The final result is an image that has been annotated with the trajectory of the PICC and the tip location, according to the group.
Performance
The researchers then calculated the performance of the model by measuring the distance from the predicted PICC line tip location to the ground truth. They noticed, however, that the patch-based approach had a critical drawback that would hinder its user in a clinical setting.
"A patch-based approach requires redundant pixel-wide computations, especially for the larger-sized images," Lee said. With an average of over 58,000 patches per image, that took almost a minute and a half to perform.
To improve computational efficiency, the researchers elected to replace the patch-based approach with a fully convolutional neural network, which "can be trained end to end, pixels to pixels, with input images and their corresponding pixel-wide title labels," Lee said.

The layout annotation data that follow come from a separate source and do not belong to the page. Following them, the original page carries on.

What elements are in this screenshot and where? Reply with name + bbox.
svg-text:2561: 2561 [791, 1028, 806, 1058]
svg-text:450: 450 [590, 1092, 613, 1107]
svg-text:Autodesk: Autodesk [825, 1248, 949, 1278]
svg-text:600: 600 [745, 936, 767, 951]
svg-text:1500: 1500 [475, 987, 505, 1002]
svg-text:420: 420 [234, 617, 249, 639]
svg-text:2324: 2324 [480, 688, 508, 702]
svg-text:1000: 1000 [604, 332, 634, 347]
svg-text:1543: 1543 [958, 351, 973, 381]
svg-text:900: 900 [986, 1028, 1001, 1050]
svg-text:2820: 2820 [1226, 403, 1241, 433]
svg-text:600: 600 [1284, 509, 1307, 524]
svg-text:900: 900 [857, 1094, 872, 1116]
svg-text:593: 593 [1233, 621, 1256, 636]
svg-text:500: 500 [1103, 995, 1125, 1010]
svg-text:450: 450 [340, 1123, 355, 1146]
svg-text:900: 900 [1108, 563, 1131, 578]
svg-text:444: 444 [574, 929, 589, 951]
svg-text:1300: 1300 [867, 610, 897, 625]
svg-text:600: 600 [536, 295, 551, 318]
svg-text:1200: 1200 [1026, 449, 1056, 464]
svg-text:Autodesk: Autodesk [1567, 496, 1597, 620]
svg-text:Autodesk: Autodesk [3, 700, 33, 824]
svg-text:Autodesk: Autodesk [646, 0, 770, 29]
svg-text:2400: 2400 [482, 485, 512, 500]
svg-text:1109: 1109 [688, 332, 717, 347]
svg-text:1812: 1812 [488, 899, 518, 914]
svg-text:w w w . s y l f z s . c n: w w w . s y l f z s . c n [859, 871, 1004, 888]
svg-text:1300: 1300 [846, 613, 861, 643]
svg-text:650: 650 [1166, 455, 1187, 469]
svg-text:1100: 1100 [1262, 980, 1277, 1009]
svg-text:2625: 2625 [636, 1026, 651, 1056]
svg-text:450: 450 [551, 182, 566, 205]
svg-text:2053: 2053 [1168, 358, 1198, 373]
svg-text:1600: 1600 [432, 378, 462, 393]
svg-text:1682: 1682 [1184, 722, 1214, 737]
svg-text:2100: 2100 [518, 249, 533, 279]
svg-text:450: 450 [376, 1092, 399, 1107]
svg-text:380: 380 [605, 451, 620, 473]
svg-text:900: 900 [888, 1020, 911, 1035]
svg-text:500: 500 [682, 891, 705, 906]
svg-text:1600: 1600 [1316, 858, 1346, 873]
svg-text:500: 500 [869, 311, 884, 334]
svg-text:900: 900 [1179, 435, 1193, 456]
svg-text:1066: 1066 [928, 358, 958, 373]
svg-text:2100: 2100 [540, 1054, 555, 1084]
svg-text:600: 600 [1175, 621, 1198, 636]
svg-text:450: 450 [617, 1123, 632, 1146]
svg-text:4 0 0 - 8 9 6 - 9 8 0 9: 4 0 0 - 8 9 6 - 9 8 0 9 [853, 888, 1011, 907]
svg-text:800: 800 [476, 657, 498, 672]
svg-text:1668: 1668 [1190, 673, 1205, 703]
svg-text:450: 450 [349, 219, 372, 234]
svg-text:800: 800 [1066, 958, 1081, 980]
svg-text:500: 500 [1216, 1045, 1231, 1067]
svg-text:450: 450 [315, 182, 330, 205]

As a result, the fully convolutional neural network can classify the entire image at once, rather than having to first process individual image patches, according to the group. This change yielded significant performance improvements.
Comparison of AI approaches for PICC line tip location | ||
Patch-based AI approach | Fully convolutional neural network | |
Absolute distance from ground truth: mean ± standard deviation | 4.66 ± 2.8 mm | 3.10 ± 2.03 mm |
Absolute distance from ground truth: root-mean-square error (RMSE) | 5.44 mm | 3.71 mm |
Algorithm execution time | 87.67 seconds per image on a GPU | 1.32 seconds per image on a GPU |
This represented 1.5 times better performance and more than 66 times faster execution on a graphics processing unit (GPU), Lee said.
In addition to its base functions of showing the trajectory of the PICC and locating the line tip, the model could also be used to spot cases with nonexistent or partially visualized PICC lines, he said. It can also be used to identify ECG cables and electrodes, for example.
"This system can be further generalized to detect the other types of lines and tubes frequently used in the clinical setting," he said. This would be a "real help for faster preliminary interpretation of triage for [incorrectly positioned] devices."
Indeed, the group plans to extend the platform to detect other types of vascular access and therapeutic support devices, according to Lee.